A Siena non si indagherà più sull’ipotesi che David Rossi, l’ex capo della comunicazione di Mps precipitato dalla finestra del suo ufficio a Rocca Salimbeni la sera del 6 marzo 2013, sia stato istigato al suicidio. Il giudice per le indagini preliminari Roberta Malavasi ha infatti disposto l’archiviazione del fascicolo d’indagine aperto con l’ipotesi di reato d’istigazione, accogliendo la richiesta avanzata dalla procura senese. Contro l’archiviazione si è battuta sempre la famiglia dell’ex manager assistita dai suoi legali. Il giudice ha respinto anche la memoria integrativa presentata dai legali della famiglia Rossi in opposizione alla richiesta di archiviazione presentata nel febbraio scorso dalla Procura.

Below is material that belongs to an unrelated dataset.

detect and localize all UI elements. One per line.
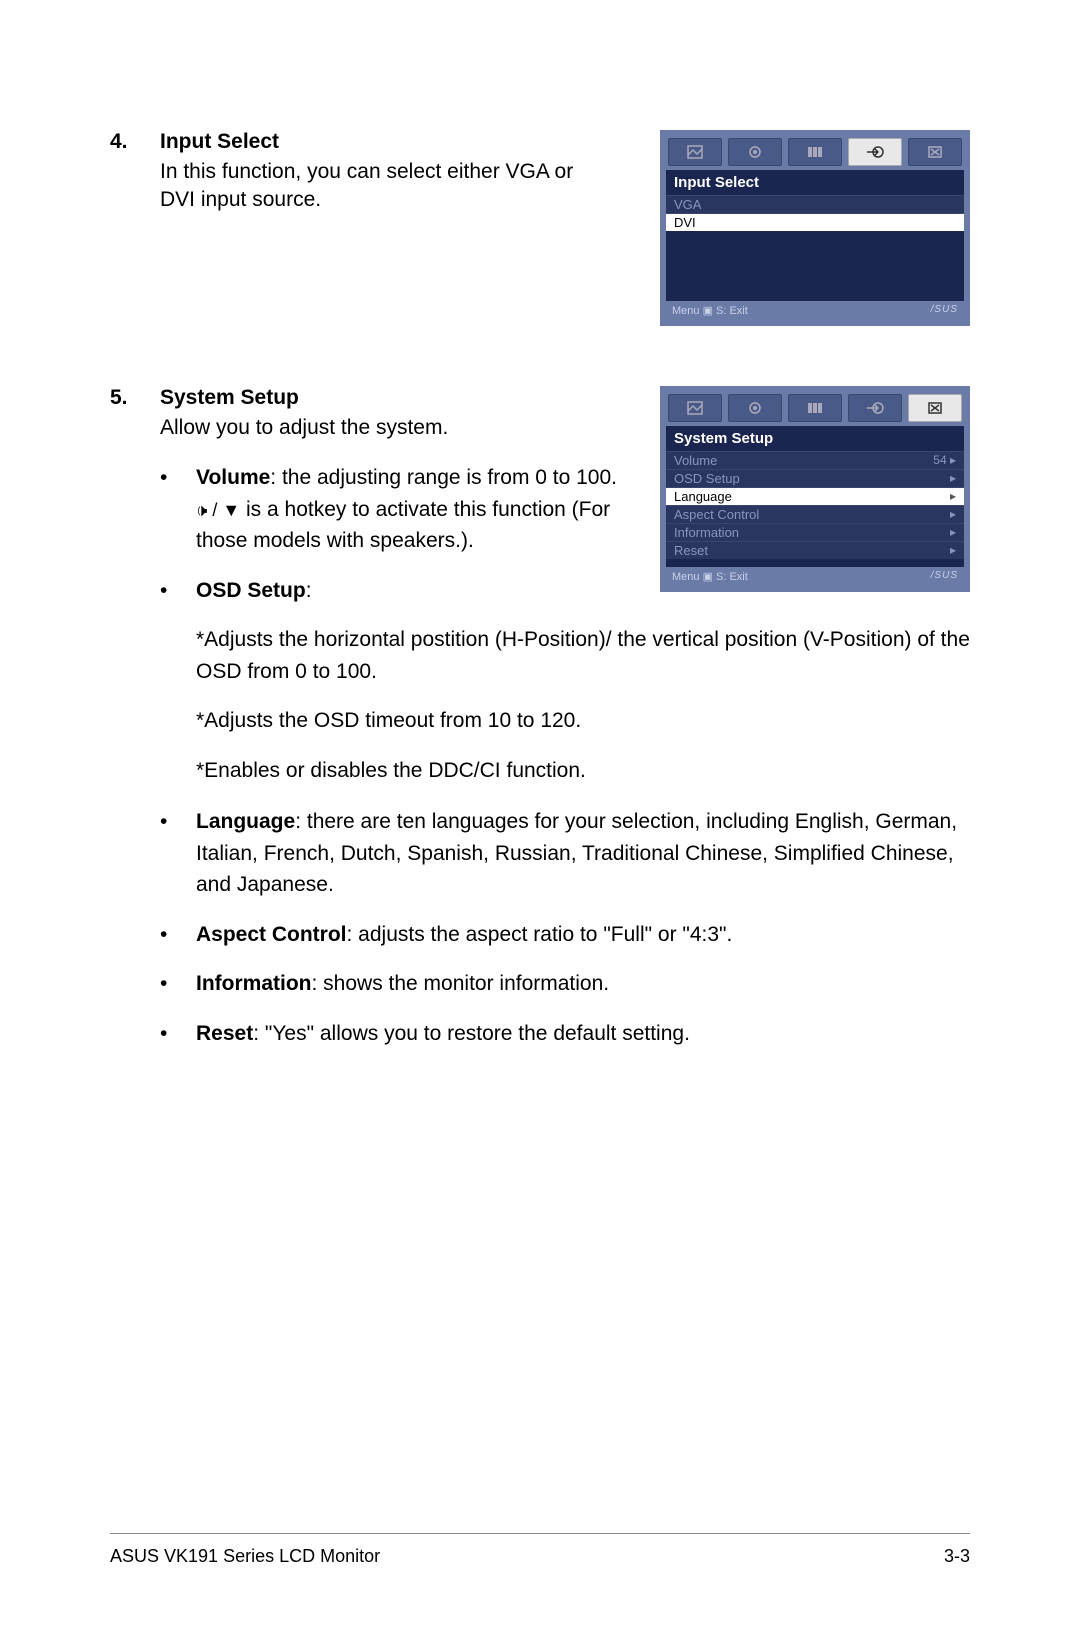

La vicenda, inizialmente archiviata come suicidio, era stata riaperta nel novembre 2015 su richiesta dei legali della famiglia di Rossi che avevano presentato nuove perizie, non avendo mai creduto all’ipotesi del suicidio. Anche i successivi esami autoptici sul cadavere di Rossi, che è stato riesumato, hanno confermato secondo la procura l’ipotesi del suicidio dell’ex manager, perché non sarebbero state trovate prove a carico di terzi. La famiglia Rossi, che non ha mai creduto al suicidio, tramite i suoi legali nelle settimane scorse ha depositato in tribunale una nuova memoria integrativa composta da un video in 3D realizzato il 2 febbraio scorso, con la ricostruzione del luogo dove è avvenuta la morte di David Rossi, schiantatosi al suolo in un vicolo dietro Rocca Salimbeni.
L’udienza si è svolta davanti al gip Roberta Malavasi il 26 giugno scorso e oggi è arrivata la sentenza. La famiglia Rossi aveva chiesto nuovi accertamenti tecnici, anche questi respinti. Nei giorni scorsi Malavasi aveva comunicato agli avvocati della famiglia Rossi la richiesta di archiviazione del fascicolo stralciato con l’ipotesi di reato di omissione di soccorso.